Identifiers
- Symbol: RTP
- Pfam: PF02334
- InterPro: IPR003432
- SCOP2: 1bm9 / SCOPe / SUPFAM

Available protein structures:
- Pfam: structures / ECOD
- PDB: RCSB PDB; PDBe; PDBj
- PDBsum: structure summary

= Replication terminator protein =

The replication terminator protein (RTP) is a DNA-binding protein that helps terminate DNA replication in Bacillus. It has a winged-helix structure and forms a homodimer via hydrogen bonds. The dimer is symmetric when it is not bound to DNA, but becomes asymmetrical when it is bound. Its termination activity is polar: it stops the replication fork from continuing in one direction, but a fork going the other direction is allowed to proceed.

== Binding site ==

Each RTP dimer binds to a binding site 20 bp long.

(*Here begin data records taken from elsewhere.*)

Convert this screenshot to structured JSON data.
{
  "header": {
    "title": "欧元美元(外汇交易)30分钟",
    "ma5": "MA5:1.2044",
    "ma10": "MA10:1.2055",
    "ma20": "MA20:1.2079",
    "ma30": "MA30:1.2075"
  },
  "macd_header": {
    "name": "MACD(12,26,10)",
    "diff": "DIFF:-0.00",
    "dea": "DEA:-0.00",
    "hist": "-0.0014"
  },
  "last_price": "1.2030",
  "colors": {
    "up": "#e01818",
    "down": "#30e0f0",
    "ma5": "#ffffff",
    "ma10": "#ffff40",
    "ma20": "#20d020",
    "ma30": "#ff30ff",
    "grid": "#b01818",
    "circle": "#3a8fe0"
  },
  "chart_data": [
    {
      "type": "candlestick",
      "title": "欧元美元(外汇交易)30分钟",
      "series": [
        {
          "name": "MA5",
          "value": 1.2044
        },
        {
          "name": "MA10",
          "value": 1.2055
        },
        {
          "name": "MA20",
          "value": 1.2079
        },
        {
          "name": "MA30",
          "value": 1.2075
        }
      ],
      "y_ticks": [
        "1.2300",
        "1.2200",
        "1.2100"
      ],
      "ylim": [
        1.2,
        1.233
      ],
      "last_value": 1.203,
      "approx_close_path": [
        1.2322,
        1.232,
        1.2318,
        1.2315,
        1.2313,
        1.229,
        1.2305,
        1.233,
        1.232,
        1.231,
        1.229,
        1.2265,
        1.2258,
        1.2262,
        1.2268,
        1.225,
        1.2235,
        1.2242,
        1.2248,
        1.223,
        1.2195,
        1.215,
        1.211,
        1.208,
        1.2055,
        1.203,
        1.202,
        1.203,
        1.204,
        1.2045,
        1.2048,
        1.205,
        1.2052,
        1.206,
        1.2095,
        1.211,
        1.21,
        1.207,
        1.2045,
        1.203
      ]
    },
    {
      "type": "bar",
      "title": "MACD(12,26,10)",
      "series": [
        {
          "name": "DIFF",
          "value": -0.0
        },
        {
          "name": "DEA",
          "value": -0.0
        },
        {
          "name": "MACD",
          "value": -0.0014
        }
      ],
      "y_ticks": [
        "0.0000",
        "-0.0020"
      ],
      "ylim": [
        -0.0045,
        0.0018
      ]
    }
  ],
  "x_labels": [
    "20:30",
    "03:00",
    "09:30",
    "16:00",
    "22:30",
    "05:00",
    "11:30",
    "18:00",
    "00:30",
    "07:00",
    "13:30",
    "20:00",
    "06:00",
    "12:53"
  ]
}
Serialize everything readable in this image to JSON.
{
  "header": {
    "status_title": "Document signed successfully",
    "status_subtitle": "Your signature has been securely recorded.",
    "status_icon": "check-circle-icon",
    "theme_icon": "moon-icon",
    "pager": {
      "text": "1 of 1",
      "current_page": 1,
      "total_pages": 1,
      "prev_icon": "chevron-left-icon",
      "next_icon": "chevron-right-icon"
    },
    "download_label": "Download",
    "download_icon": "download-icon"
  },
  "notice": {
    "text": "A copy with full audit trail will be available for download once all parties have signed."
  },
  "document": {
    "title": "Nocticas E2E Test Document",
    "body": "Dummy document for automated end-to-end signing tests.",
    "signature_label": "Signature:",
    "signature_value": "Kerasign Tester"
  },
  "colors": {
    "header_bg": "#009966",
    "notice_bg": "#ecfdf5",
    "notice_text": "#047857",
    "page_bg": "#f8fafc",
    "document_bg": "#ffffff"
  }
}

A ter site on the actual bacterial chromosome consists of two dimer-binding sites "A" and "B", with 3 bp of overlap. The "A" site matches the preference of RTP better and hence has higher affinity. Binding of the "A" site with an RTP dimer changes the shape of the "B" site such that it is easier to bind to another RTP dimer.

== Mechanism ==
Before 2006, it was assumed that RTP simply terminates DNA replication by clamping onto the DNA and physically blocking the replication fork. In 2006, a study found that the contact between RTP and the DNA replication machinery likely also plays a role.